LEONARDO CAFFO ‒ FILOSOFO
Nel vasto scenario del mondo delle arti contemporanee, e delle sue interazioni con la cultura in generale, si registrano due fenomeni uguali e contrari. Da un lato un (quasi) giustissimo incancrenirsi sulle questioni di un’urgenza che potremmo definire “de facto”: ecologia, questione di genere (si pensi all’ultima Biennale), riflessione sull’allargamento degli orizzonti della vita (postumano), esacerbazione necessaria della destituzione dell’identità capitalistica (penso alla documenta), nuovi orizzonti possibili (la Triennale di Ersilia Vaudo).
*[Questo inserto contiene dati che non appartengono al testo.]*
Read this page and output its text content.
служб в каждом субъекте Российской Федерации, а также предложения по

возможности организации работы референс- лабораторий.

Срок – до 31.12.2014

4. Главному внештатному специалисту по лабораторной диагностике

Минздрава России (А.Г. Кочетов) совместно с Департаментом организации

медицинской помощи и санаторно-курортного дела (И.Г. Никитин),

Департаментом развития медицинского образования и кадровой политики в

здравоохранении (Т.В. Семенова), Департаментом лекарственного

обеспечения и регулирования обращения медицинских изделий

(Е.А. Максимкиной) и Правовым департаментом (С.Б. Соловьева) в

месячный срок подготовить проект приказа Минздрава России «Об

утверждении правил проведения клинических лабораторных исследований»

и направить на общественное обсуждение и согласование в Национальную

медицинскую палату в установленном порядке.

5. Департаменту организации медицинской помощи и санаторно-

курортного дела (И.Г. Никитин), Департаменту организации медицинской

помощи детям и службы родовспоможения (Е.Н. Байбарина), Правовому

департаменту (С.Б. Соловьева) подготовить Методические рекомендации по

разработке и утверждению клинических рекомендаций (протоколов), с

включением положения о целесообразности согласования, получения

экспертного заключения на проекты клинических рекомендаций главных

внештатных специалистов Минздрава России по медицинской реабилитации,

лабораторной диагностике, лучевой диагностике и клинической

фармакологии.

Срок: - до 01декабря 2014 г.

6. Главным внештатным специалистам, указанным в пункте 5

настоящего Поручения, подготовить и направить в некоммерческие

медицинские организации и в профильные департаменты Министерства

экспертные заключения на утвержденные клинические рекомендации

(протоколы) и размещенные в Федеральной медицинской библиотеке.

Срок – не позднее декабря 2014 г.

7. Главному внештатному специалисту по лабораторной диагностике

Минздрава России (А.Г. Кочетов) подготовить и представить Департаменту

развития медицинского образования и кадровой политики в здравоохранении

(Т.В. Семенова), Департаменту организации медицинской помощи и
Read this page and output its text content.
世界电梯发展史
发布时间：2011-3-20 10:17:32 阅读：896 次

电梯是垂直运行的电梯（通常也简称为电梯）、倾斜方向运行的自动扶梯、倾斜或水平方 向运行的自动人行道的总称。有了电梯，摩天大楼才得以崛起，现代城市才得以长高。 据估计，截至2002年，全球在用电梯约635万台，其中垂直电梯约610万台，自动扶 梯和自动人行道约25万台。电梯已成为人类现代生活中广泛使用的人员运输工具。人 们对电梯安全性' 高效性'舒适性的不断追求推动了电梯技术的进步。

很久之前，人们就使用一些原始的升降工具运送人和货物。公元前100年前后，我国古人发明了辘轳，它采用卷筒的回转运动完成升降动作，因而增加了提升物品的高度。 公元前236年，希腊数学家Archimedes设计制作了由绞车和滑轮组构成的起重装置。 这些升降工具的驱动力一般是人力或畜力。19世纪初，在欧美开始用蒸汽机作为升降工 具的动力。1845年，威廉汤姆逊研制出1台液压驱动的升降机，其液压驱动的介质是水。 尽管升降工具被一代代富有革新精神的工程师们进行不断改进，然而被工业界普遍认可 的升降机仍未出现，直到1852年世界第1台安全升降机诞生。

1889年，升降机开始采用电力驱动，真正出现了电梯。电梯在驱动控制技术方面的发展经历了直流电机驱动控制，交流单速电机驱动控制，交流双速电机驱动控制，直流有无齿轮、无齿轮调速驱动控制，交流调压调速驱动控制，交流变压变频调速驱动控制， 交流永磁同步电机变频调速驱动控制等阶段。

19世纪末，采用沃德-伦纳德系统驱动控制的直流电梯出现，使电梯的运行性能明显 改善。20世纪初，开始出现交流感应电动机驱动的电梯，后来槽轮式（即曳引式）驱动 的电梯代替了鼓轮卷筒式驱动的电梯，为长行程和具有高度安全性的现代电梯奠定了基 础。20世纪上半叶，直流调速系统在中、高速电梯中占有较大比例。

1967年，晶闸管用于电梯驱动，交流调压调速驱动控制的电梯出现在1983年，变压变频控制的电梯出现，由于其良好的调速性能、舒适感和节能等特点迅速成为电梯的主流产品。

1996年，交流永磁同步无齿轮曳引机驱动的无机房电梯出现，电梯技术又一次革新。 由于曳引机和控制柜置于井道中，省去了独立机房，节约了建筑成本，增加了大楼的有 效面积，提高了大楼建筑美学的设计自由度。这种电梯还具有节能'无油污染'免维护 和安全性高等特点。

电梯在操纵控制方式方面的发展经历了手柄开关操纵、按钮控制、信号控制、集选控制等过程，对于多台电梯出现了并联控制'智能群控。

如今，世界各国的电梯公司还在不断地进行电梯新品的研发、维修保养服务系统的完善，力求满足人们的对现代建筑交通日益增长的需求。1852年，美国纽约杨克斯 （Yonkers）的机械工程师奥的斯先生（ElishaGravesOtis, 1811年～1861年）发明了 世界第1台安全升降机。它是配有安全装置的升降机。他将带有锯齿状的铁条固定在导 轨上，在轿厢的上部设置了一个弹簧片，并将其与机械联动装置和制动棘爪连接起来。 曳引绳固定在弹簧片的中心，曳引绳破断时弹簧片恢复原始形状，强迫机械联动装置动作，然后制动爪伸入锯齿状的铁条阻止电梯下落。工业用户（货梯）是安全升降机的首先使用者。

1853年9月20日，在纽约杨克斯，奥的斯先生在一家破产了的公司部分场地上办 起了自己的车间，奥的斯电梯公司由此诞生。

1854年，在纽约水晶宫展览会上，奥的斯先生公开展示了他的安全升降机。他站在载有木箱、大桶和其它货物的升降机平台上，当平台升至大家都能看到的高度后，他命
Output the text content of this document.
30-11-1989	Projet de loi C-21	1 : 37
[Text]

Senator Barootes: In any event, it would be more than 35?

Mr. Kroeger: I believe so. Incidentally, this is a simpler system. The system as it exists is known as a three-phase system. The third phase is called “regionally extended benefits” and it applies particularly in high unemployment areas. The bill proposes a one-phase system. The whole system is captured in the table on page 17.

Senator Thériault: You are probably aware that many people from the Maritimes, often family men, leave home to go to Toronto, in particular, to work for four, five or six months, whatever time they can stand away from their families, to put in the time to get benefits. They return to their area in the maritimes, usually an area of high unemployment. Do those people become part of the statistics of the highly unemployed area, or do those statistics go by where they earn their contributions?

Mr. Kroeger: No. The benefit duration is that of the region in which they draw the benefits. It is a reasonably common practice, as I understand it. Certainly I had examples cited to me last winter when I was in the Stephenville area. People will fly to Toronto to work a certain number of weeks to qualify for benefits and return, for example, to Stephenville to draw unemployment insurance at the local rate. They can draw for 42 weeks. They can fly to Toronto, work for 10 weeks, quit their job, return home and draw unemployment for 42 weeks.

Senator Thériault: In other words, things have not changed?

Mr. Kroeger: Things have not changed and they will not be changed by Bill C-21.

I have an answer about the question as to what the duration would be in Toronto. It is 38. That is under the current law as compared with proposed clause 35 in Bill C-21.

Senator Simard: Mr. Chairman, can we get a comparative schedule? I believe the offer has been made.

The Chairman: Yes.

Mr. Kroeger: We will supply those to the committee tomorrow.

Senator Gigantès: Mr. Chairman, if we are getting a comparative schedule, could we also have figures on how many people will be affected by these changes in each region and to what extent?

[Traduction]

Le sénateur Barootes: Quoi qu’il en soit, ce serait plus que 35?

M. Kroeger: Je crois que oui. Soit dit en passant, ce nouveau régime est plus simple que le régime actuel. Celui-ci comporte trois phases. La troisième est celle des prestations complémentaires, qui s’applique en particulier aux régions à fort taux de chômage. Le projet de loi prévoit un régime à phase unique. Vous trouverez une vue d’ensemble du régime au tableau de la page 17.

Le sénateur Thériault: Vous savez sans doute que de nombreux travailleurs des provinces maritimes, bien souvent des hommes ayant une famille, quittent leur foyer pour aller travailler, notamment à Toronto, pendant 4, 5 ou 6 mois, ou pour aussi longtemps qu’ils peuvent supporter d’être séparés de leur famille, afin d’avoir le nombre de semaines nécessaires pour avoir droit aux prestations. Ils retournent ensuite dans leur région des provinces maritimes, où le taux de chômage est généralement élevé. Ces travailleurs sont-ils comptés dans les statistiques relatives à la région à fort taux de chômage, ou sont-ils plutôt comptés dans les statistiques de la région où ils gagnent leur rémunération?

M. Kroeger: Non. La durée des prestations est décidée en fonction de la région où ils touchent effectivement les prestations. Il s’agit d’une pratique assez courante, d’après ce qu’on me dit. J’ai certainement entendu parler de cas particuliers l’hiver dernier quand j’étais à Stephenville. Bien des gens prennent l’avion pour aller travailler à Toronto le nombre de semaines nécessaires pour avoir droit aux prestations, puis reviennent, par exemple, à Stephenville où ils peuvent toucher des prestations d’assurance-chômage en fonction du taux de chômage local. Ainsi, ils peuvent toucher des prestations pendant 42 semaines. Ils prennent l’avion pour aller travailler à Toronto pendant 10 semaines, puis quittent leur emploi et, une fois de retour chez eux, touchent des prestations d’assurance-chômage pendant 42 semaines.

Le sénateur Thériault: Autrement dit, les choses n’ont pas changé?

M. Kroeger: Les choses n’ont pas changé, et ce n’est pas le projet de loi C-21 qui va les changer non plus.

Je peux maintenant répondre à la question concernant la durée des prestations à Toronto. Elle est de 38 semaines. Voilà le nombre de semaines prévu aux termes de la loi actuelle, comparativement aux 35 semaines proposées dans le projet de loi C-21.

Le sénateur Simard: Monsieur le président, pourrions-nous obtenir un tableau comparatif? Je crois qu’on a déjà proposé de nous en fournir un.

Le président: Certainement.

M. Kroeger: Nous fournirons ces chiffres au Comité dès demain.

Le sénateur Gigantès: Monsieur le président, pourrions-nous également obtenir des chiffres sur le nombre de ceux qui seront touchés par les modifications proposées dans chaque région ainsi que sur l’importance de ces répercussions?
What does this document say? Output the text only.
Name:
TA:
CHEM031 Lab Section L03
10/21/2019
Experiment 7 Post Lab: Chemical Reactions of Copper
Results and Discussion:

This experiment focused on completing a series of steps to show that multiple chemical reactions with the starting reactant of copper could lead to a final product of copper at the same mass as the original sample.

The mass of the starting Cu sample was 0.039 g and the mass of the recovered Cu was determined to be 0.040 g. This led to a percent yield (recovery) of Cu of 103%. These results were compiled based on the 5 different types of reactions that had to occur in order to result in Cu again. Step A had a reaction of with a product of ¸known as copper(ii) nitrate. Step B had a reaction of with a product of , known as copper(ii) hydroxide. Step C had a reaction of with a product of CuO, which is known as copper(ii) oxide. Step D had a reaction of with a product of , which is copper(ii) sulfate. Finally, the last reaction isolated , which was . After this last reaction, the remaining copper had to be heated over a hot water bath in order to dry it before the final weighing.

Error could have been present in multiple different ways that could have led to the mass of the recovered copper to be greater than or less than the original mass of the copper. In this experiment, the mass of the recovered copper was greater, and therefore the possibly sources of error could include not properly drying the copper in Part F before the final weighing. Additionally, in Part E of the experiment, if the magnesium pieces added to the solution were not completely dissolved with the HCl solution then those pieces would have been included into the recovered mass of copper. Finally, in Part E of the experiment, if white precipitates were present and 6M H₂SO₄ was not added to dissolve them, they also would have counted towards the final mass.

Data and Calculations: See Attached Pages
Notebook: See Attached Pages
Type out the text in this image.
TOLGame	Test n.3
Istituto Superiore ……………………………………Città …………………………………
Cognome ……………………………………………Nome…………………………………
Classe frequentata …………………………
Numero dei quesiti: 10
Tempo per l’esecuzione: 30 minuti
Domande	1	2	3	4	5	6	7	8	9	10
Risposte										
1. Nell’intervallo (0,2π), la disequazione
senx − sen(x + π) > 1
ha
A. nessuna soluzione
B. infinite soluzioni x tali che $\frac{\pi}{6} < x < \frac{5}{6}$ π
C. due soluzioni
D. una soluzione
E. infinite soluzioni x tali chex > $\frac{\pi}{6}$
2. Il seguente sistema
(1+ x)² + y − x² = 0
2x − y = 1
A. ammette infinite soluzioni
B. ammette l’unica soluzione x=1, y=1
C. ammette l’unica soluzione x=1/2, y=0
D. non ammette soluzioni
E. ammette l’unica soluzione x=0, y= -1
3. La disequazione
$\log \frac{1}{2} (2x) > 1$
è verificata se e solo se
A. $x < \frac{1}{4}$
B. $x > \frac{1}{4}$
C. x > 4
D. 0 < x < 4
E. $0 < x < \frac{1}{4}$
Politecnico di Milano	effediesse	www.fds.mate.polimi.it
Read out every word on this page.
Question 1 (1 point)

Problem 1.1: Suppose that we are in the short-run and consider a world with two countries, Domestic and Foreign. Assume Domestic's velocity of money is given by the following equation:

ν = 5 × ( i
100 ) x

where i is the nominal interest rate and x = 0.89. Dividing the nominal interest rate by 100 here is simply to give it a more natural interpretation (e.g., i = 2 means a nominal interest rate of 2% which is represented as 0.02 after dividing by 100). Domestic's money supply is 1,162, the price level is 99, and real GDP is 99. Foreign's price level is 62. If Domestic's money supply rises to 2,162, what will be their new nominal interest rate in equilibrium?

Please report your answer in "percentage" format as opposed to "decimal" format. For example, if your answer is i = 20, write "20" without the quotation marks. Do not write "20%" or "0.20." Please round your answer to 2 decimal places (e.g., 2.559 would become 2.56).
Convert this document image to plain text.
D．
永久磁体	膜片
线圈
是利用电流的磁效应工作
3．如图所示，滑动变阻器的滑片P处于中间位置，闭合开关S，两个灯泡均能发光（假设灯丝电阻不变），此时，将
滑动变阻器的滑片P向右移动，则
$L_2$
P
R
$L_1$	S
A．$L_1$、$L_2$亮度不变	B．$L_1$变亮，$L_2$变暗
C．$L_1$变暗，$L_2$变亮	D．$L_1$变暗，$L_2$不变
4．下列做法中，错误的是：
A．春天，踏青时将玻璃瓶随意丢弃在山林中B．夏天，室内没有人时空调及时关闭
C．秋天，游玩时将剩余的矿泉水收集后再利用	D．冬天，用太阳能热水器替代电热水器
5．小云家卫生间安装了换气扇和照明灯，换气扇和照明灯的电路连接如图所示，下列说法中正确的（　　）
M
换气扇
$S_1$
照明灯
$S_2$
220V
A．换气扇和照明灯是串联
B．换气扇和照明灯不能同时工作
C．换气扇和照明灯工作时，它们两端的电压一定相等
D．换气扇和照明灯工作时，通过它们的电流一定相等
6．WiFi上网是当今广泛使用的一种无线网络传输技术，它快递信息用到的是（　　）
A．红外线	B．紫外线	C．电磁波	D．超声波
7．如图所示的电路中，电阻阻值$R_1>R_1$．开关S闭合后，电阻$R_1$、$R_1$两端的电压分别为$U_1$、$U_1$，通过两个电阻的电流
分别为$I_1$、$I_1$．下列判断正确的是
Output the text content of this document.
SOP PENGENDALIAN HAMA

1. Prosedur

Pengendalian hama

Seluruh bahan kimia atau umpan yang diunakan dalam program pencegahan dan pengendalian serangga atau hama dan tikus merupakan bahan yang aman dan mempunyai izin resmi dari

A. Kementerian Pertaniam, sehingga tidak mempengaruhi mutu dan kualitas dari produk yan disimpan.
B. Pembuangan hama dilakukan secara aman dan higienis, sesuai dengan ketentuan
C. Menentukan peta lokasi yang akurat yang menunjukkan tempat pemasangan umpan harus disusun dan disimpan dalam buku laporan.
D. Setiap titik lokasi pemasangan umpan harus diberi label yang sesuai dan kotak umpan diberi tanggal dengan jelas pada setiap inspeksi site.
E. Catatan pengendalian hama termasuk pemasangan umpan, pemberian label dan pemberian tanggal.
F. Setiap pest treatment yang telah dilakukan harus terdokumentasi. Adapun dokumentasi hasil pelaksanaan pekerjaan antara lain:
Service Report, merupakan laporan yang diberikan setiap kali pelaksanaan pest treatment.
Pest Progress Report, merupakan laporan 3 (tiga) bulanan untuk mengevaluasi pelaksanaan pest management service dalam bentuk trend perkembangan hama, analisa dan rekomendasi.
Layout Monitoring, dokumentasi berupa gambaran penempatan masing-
Dall’altro lato, tuttavia, sembra essersi inceppato il motore pulsante della ricerca che potremmo definire “de re”, quello meno scontato e più orientato verso l’anticipazione delle vere questioni che dovremmo affrontare con urgenza: la disconnessione dal digitale, l’impossibilità del riformismo interno al sistema stesso, l’urgenza della presa d’atto che nessun’arte con pretese rivoluzionarie può essere neanche minimamente cortigiana, la presa di coscienza che più che sostenibilità ci servono stabilità e stop del progresso, la fine dello sfruttamento della vita animale e non semplicemente la discussione sui confini dell’esistenza. In tal senso è sempre più necessario comprendere che l’orizzonte dell’arte è la vita, non la produzione di opere, ed è questo che dovrebbe averci insegnato la pandemia… non cosa ci serve per intrattenerci ma di cosa abbiamo davvero bisogno per una vita degna di essere vissuta.